Yellow light running is endemic in Christchurch.
shk292:
MikeAqua:
Technically illegal to angle park back in.
Not angle parks, perpendicular either side of a covered walkway - like this except the NZ ones are usually wider and have fewer cars reversed up to them:
That's still an angle park - the angle is 90 degrees.
Mike
MikeAqua:
That's still an angle park - the angle is 90 degrees.
Well technically, parallel is at an angle of 0 degrees, but I wouldn't interpret a perpendicular parking space as an angle space and the reasons why you don't reverse into a traditional angled space don't apply to a perpendicular space - there's quite a good explanation here: https://www.nzmca.org.nz/news/angle-parking/?p=8&g=1
If you have to nose-in to anything up to 89 degrees and reverse into anything greater than 91 degrees, surely you can do either for a perpendicular park? In any case, does the Land Transport (Road User) Act apply in a privately-owned car park? And if it does, how often do law enforcement agents patrol them to give out infringement notices? I think on balance, nosing into such spaces shows a lack of intelligence rather than an awareness of the law
shk292:
MikeAqua:
That's still an angle park - the angle is 90 degrees.
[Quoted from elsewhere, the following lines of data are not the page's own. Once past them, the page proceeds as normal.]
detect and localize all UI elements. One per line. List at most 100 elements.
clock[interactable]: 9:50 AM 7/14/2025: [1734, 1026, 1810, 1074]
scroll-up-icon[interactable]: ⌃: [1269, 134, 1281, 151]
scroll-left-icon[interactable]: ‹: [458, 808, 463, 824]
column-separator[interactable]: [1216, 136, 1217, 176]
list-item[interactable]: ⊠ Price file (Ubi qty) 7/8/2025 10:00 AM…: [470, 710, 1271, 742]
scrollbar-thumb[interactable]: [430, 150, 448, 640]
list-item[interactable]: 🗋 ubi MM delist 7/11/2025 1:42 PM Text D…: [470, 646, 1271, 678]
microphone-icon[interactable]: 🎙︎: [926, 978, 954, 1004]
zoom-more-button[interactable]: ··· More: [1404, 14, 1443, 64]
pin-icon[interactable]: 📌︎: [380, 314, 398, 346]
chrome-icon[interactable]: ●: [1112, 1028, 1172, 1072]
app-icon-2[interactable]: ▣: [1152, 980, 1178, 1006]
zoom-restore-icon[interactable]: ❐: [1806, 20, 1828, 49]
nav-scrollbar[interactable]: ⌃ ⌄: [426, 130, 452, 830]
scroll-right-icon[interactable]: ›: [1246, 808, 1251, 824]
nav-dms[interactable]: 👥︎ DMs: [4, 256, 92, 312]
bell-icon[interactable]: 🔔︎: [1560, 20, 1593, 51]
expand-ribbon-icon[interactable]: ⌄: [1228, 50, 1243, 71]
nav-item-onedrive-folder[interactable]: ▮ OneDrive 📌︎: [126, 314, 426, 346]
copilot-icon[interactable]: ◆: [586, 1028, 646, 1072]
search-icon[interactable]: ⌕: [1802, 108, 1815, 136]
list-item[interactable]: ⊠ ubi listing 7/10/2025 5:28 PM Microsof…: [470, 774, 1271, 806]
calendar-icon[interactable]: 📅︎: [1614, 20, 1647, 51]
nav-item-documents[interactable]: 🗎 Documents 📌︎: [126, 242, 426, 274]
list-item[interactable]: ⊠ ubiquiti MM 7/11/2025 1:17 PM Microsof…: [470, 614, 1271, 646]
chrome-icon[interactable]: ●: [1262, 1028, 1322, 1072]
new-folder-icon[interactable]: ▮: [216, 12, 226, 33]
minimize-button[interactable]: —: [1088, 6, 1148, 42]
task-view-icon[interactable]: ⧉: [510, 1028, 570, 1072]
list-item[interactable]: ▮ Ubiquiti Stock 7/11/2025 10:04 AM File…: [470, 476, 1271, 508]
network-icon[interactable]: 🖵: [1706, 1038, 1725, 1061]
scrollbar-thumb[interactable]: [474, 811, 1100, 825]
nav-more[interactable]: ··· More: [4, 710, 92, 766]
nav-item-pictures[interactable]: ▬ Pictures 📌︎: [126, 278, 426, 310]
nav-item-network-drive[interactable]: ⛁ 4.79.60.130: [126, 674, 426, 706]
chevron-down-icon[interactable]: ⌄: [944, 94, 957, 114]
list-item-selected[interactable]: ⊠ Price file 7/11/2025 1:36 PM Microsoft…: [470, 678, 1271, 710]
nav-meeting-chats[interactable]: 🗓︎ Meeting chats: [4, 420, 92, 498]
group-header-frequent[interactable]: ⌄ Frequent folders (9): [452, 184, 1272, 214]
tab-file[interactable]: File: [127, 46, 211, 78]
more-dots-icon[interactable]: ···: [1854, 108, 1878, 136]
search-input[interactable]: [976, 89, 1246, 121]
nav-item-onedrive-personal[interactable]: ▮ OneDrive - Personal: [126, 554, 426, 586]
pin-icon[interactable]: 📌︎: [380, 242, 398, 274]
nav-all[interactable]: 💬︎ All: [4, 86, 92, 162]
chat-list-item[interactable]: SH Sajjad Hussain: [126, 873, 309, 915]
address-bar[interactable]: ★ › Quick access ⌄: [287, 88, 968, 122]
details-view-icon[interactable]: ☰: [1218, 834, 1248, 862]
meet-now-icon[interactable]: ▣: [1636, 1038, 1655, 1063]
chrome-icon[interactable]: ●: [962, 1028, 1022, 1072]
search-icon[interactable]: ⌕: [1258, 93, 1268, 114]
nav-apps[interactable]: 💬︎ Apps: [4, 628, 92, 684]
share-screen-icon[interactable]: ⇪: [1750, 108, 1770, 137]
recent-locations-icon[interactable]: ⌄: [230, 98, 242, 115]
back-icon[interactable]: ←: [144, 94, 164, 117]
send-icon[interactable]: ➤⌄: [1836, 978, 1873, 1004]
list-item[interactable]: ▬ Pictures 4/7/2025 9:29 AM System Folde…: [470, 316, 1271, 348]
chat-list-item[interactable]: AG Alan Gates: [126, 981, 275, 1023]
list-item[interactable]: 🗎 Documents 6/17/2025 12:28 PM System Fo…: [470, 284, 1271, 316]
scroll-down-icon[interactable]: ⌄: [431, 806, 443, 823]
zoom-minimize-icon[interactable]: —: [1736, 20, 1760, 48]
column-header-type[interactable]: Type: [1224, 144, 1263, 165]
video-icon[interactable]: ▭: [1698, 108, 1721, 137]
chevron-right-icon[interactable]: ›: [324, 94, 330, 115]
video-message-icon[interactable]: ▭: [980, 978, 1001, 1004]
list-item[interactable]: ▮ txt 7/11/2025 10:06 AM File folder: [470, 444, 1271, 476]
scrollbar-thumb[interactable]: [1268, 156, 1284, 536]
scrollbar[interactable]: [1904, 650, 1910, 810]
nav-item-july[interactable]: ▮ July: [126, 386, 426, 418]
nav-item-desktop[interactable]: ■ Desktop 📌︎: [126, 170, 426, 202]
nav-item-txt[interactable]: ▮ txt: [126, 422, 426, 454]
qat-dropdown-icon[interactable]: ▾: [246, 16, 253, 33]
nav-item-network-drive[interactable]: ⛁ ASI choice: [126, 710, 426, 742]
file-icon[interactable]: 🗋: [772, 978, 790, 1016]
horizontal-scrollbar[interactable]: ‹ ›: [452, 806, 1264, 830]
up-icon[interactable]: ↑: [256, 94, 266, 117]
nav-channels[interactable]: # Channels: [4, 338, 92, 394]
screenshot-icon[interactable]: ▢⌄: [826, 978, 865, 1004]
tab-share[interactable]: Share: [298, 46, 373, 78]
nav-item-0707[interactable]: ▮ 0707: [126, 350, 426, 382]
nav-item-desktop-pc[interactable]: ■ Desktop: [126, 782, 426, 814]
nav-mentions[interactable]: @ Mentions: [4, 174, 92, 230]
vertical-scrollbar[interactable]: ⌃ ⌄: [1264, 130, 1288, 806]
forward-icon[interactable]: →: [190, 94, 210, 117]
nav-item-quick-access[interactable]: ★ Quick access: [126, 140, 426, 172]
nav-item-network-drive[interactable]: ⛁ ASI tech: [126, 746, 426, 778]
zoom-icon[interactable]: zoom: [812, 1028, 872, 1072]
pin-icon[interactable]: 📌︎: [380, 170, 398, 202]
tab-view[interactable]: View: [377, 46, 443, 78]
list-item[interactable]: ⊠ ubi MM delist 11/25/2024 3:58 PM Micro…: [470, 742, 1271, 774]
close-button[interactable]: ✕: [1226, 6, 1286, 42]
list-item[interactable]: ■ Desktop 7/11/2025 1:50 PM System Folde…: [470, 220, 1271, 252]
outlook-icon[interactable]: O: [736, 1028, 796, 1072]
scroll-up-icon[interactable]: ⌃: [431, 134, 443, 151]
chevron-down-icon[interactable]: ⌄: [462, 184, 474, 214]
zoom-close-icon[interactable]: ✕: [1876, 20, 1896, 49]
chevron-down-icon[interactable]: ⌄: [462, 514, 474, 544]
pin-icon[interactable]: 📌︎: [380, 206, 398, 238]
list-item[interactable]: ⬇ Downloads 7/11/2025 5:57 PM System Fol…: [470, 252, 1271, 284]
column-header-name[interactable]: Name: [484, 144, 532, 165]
Well technically, parallel is at an angle of 0 degrees,
Techncially it's illegal to park facing traffic, whether parallel or angle parked. And yes in mathematical terms parallel is an angle, but it isn't 'at an angle' to the roadway.
I know that in Nelson's main carparks, which are all 90 degree parks, tickets can be issued to people who back. I know this because I got one.
Also illegal to park parallel facing into the traffic.
I'm unsure to what extent this could/would be enforced in a supermarket, but for example speed limits can be enforced in any place to which the public has access.
Mike
SheriffNZ:
Yellow light running is endemic in Christchurch.
Yellow light running is endemic in Christchurch. New Zealand.
There - fixed it for you.
RunningMan:
Yellow light running is endemic in Christchurch. New Zealand.
There - fixed it for you.
I have to say, ChCh takes the art form of Amber gambling to whole new level.
Mike
MikeAqua:
RunningMan:
Yellow light running is endemic in Christchurch. New Zealand.
There - fixed it for you.
I have to say, ChCh takes the art form of Amber gambling to whole new level.
Umm ... and for AUckland, red light.
But to run the red light, you've already ignored the yellow...
Bung: Road User Rules 3.2(4)
While a steady yellow signal in the form of a disc is displayed,—
(a)
a driver facing the signal must not enter the controlled area while the signal is displayed unless the driver’s vehicle is, when the signal first appears, so close to the controlled area that it cannot safely be stopped before entering the area:
It's can you stop when it first appears not is it still yellow when you get there. You may be forced to keep going because the car tailgating you is not stopping.
There are two sets of road signs painted on the road before traffic lights. By rule of thumb is that if i am outside both sets of signs i can stop on amber so do. If I am inside then I am a hazard trying to stop that fast, either because am being tail gated or have something in the car that might be adversely affected by what is almost na emergency brake if you are that close.
I've trained my wife out of stopping on amber inside the two signs when I am in the car as 1 - it hurts like hell with my disability and 2 - she hasn't time to check for dipsticks tailgating her and stop in that short a space. We both now find the double sign before lights indicator is a good one.